Arsenal Football Club moved after 93 years at Highbury to a new stadium at Ashburton Grove in Holloway. It was informally known as Ashburton Grove until a naming rights deal with Emirates was announced. The stadium opened in the summer of 2006, and has an all-seated capacity of 60,355, making it the third biggest stadium in the Premiership after Old Trafford and the Tottenham Hotspur Stadium and the fourth biggest in London after Wembley Stadium, Twickenham Stadium and the Tottenham Hotspur Stadium. The overall cost of the project was £390 million.

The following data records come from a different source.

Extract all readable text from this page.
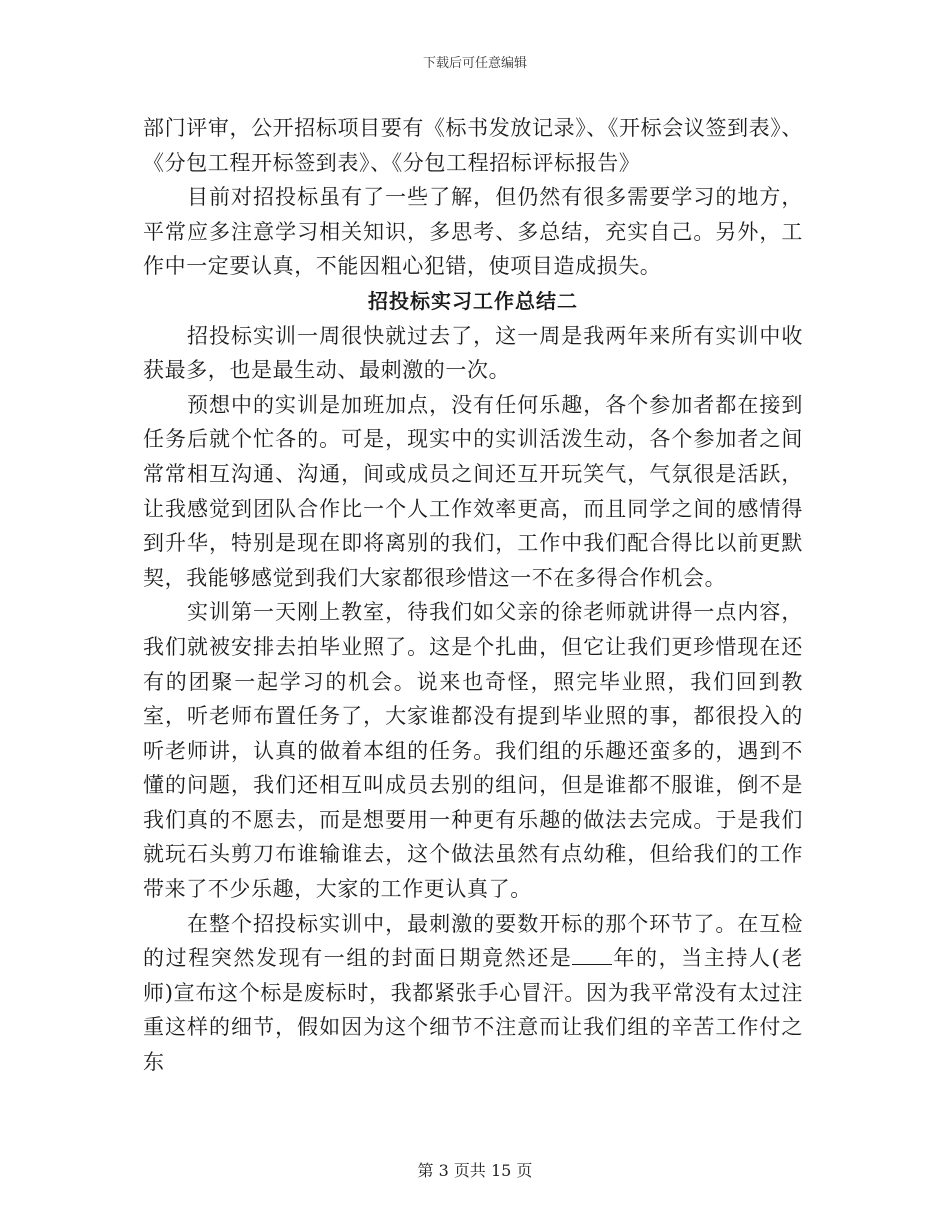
下载后可任意编辑

部门评审，公开招标项目要有《标书发放记录》、《开标会议签到表》、《分包工程开标签到表》、《分包工程招标评标报告》

目前对招投标虽有了一些了解，但仍然有很多需要学习的地方，平常应多注意学习相关知识，多思考、多总结，充实自己。另外，工作中一定要认真，不能因粗心犯错，使项目造成损失。

招投标实习工作总结二

招投标实训一周很快就过去了，这一周是我两年来所有实训中收获最多，也是最生动、最刺激的一次。

预想中的实训是加班加点，没有任何乐趣，各个参加者都在接到任务后就个忙各的。可是，现实中的实训活泼生动，各个参加者之间常常相互沟通、沟通，间或成员之间还互开玩笑气，气氛很是活跃，让我感觉到团队合作比一个人工作效率更高，而且同学之间的感情得到升华，特别是现在即将离别的我们，工作中我们配合得比以前更默契，我能够感觉到我们大家都很珍惜这一不在多得合作机会。

实训第一天刚上教室，待我们如父亲的徐老师就讲得一点内容，我们就被安排去拍毕业照了。这是个扎曲，但它让我们更珍惜现在还有的团聚一起学习的机会。说来也奇怪，照完毕业照，我们回到教室，听老师布置任务了，大家谁都没有提到毕业照的事，都很投入的听老师讲，认真的做着本组的任务。我们组的乐趣还蛮多的，遇到不懂的问题，我们还相互叫成员去别的组问，但是谁都不服谁，倒不是我们真的不愿去，而是想要用一种更有乐趣的做法去完成。于是我们就玩石头剪刀布谁输谁去，这个做法虽然有点幼稚，但给我们的工作带来了不少乐趣，大家的工作更认真了。

在整个招投标实训中，最刺激的要数开标的那个环节了。在互检的过程突然发现有一组的封面日期竟然还是 年的，当主持人(老师)宣布这个标是废标时，我都紧张手心冒汗。因为我平常没有太过注重这样的细节，假如因为这个细节不注意而让我们组的辛苦工作付之东

第 3 页共 15 页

Ashburton Grove was the site of Islington's Waste Transfer station. This facility has been moved to nearby Hornsey Street. All of Islington's waste is shipped here for onward processing - together with a significant proportion of that generated by the neighbouring London Boroughs of Camden and Hackney. The waste is transported by road to the Edmonton Solid Waste Incineration Plant or to landfill sites in Cambridgeshire and Bedfordshire.

==Transport==

The nearest London Underground stations are Caledonian Road, Highbury & Islington, Holloway Road and Archway.

The nearest London Overground stations are Caledonian Road & Barnsbury, Camden Road, Highbury & Islington and Upper Holloway.

Drayton Park railway station is near the southern end of Holloway Road, and is on the Northern City Line.

Holloway is served by the following bus routes: 4, 17, 21, 29, 43 (24-hour), 91, 153, 253, 254, 259, 263, 310 and 393 and night routes N29, N41, N91, N253 and N279.